A rise in sea level is one of the most devastating possible effect of global warming.

"Take a look at those areas most likely to be submerged," says Simmer. "Florida and much of the eastern seaboard of the United States. And what about the Soviet Union? That’s right, they have no coastal cities at all, except in the far north. Not only will the rising of the seas not hurt them in the least, the warmer weather will melt the southern reaches of Arctic ice, giving the Soviet Union what it has always lusted for, and fought wars for – a warm-water port, ice-free year round."

"I know what you’re thinking," he continues, "What about Canada? Won’t they also benefit from global warming? Aren’t they our ally? Hah! Take a look at an atlas, and tell me what color Canada is. Pink. That’s what color it is in my atlas. That’s no coincidence. "

"Didn’t your Invisible Hand group once claim that CFCs were part of this plot?"

He is momentarily defensive. "OK, I’ll admit that we’ve abandoned our earlier suspicion about CFCs. They’re thousands of times more heat-absorbing than carbon dioxide, so we immediately assumed they were part of the communists’ strategy. Once we found out how much dinero DuPont has vacuumed up over the years making and selling these CFCs, of course, we knew it couldn’t be.
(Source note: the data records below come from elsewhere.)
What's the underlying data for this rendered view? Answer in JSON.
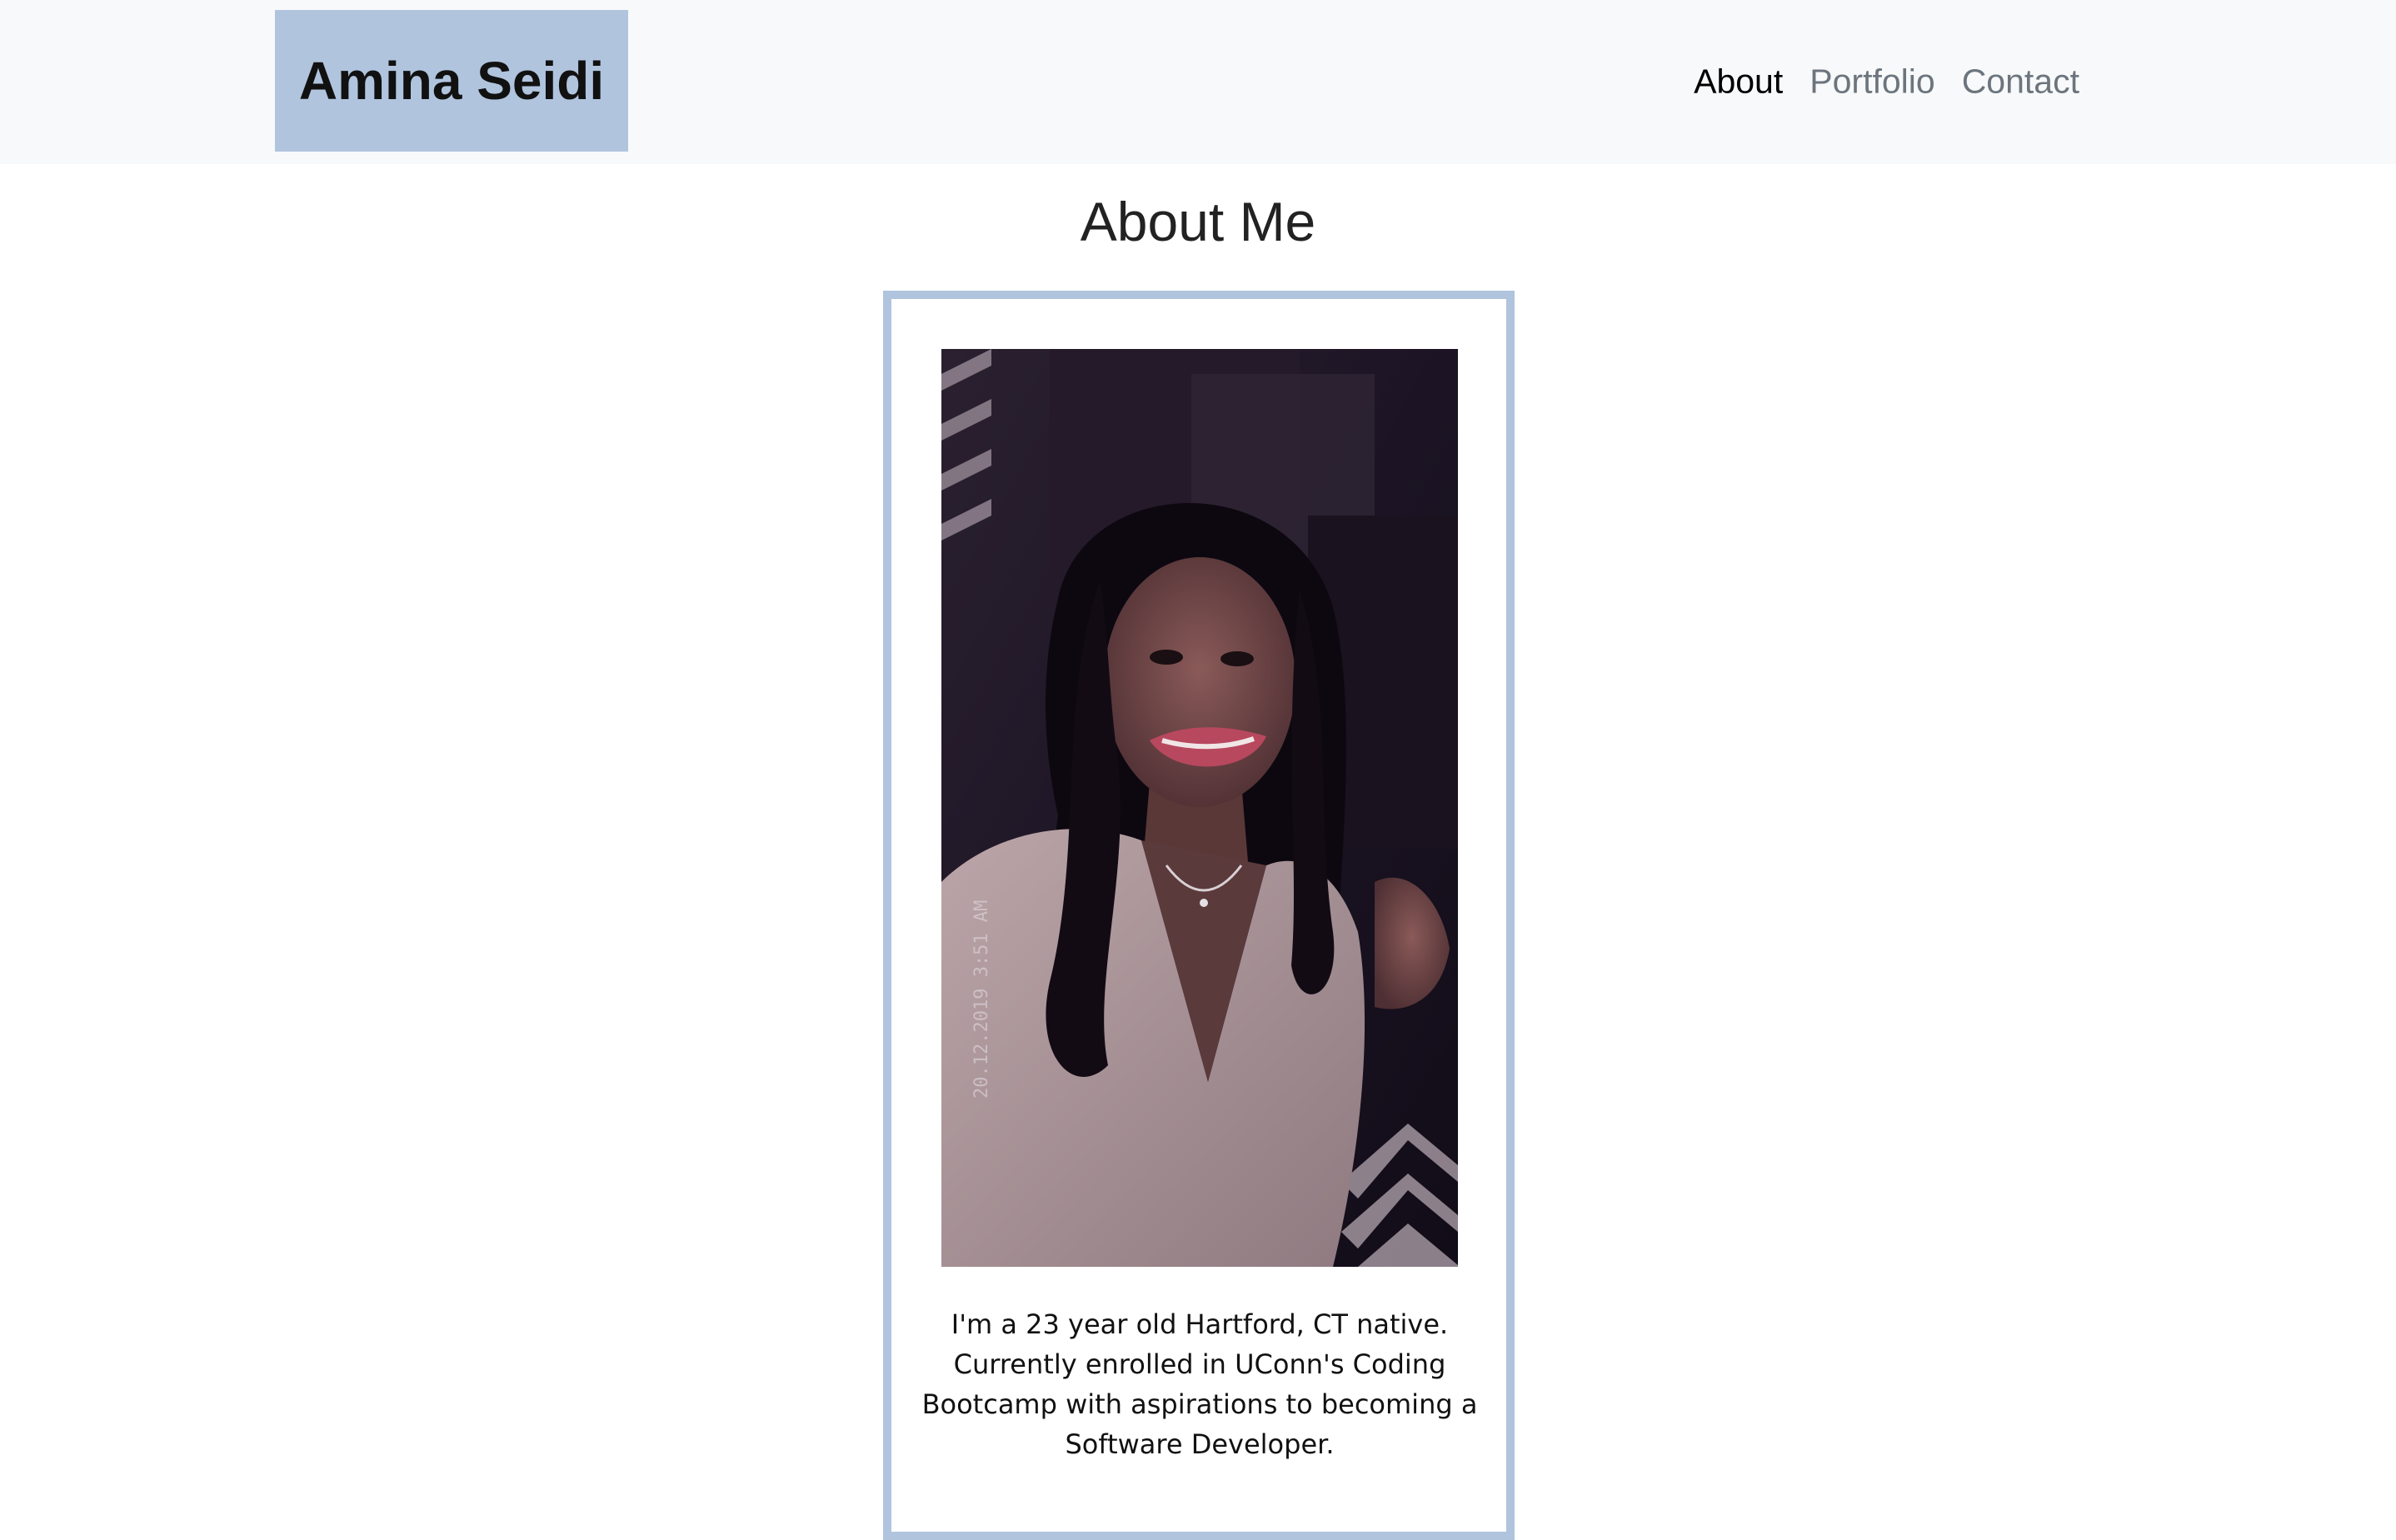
{
  "navbar": {
    "brand": "Amina Seidi",
    "links": [
      {
        "label": "About",
        "active": true
      },
      {
        "label": "Portfolio",
        "active": false
      },
      {
        "label": "Contact",
        "active": false
      }
    ]
  },
  "main": {
    "title": "About Me",
    "photo": {
      "timestamp": "20.12.2019  3:51 AM"
    },
    "bio": "I'm a 23 year old Hartford, CT native. Currently enrolled in UConn's Coding Bootcamp with aspirations to becoming a Software Developer."
  },
  "colors": {
    "accent": "#b0c4de",
    "navbar_bg": "#f8f9fa",
    "link_inactive": "#6c757d",
    "link_active": "#000000"
  }
}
The Commies may be crafty, but they couldn’t figure out how to make a profit if the revolution depended on it."

"The U.S. has to take immediate action," Simmer states, "starting with a crash nuclear plant buildup."

"Hold on," I interject. "If there’s a conspiracy going on, it’s the nuclear industry that’s behind it, looking for a last-ditch chance to hoodwink the public into going for this high-tech fix of nukes and overlooking their safety and economic problems."

"If the communists were so insistent on emitting carbon dioxide," I add, "they wouldn’t have built up their problem-riddled nuclear industry so much, and they would have put more refrigerators in people’s homes and cars on the streets. The average American-made car, driven 10,000 miles a year, emits its own weight in carbon dioxide every year."

"Nonsense, nonsense," counters Simmer. "The nuclear power industry in the Soviet Union is just a smokescreen to produce plutonium for hydrogen bombs -"

"Just like ours is?"

"Right, I mean, no, no, but just like you pinko, slow-growth, windmill-loving, petition-signing, peace terrorists wrongly accuse our nuclear industry of being."

"Besides," he goes on, "once the Soviets had the Hot War on the front burner, and they comprehended that nuclear plants weren’t contributing to the greenhouse gas buildup, they had to find a way to stop their nuclear program, and so they orchestrated the accident at Chernobyl. As usual, the Soviets didn’t let poisoning their own people get in the way of achieving world hegemony."

"But isn’t this just another attempt to find a scapegoat and avoid taking personal responsibility for our planet," I say. "Instead of blaming the Soviets, we should put the pressure on U.S. companies and force them to change their environmentally destructive practices. And we are. For example, next week, my affinity group, the Green Goddesses, is doing a civil disobedience at our community bank. We’re protesting their continuing investment in coal-fired power plants by lying down all night in front of their 24-hour automatic tellers."

"Hah!" he says. "This small is beautiful, sit-in stuff won’t save us. We’ve got to think big – like Star Wars. We can redirect Star Wars research from the missile shield to a heat shield. We can put a dome over the entire country – like a giant Astrodome – with year-round temperature controls, a sprinkler system, and luxury sky boxes. And you windmill-lovers won’t get tickets – you can sit outside the dome and broil."

I sweat more on my bike ride home. It suddenly seems much hotter.